Dennoch bleiben die marktseitigen Risiken für das MOE-Segment gegenüber im Rating vergleichbaren Staaten Kerneuropas hoch. Insbesondere vor dem Hintergrund der aktuell wieder etwas niedrigeren Spread-Ausgangsniveaus besteht das Risiko deutlicher ASW-Spread-Ausweitungen. Katalysatoren für eine solche Bewegung könnten neben einer Zuspitzung im Krieg in der Ukraine auch negative Wirtschaftsdaten sein, die die anhaltenden Rezessionsgefahren untermauern. Aber auch weitere Ratingherabstufungen könnten den Ausschlag zu plötzlichen Spread-Ausweitungen geben. Hierbei zeigen insbesondere die bonitätsschwächeren Emittenten eine höhere Spread-Reagibilität.

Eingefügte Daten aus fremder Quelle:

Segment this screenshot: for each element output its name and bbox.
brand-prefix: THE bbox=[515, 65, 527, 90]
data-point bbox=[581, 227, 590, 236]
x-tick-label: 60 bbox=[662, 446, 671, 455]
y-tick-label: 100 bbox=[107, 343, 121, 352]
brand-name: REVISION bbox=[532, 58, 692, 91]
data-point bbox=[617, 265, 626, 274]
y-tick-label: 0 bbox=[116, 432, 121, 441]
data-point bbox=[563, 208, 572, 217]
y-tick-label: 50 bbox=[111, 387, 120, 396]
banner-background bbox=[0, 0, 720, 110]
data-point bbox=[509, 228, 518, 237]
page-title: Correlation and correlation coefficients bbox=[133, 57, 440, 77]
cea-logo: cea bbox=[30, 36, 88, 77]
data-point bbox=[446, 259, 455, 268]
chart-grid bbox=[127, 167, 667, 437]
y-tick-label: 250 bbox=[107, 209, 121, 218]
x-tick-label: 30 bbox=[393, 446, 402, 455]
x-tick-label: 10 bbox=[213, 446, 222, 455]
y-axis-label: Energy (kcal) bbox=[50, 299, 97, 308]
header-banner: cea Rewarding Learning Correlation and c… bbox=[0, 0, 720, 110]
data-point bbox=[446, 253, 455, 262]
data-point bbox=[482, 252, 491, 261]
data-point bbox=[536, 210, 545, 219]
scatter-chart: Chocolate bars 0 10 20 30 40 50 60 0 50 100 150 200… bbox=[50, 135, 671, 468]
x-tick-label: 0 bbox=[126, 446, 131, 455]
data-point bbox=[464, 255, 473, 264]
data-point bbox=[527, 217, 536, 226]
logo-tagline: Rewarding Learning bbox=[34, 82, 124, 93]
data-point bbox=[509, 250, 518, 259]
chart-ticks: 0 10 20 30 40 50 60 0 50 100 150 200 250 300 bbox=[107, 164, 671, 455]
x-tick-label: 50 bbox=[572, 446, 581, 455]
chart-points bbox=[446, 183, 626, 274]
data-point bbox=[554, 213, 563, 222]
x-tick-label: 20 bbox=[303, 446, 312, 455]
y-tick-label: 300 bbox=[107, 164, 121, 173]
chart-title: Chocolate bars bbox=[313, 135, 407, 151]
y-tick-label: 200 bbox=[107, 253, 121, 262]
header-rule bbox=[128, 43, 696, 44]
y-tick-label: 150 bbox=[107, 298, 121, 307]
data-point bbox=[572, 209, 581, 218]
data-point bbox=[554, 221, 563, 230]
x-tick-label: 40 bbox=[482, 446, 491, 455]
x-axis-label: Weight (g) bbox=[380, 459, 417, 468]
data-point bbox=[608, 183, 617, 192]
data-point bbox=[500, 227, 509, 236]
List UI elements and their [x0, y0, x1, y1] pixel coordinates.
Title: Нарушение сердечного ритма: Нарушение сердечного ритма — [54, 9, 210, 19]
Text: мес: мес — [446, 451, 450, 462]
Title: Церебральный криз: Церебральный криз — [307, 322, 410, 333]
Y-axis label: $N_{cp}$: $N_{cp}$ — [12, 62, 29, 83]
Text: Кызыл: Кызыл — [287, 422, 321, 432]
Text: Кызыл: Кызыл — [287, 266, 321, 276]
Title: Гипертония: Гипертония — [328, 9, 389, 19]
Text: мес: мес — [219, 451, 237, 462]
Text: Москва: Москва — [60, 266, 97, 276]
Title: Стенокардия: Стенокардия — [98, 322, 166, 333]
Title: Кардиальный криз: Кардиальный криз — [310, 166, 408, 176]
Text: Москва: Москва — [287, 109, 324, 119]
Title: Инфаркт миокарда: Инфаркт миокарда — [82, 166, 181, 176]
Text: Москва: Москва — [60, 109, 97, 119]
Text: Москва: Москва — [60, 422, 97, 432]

In Summe gestaltet sich das Chance-/Risikoverhältnis des MOE-Staatsanleihesegments für 2023 ebenso asymmetrisch wie es bereits im vorigen Jahr war. Zahlreichen Risikofaktoren stehen kaum Argumente gegenüber, die für einen nachhaltigen Einengungstrend der Spreads sprechen würden. Unabhängig von den Spread-Niveaus ist es vor allem die hohe Volatilität, die Anlegern zu schaffen macht. Unbeschwertere Aussichten für das MOE-Segment dürften sich erst mit einer nachhaltigen Entspannung im Ukraine-Krieg ergeben – bis dahin benötigen Investoren Mut ohne Erfolgsgarantie.

*) Sophia Oertmann ist Rentenmarktanalystin bei der DZ Bank.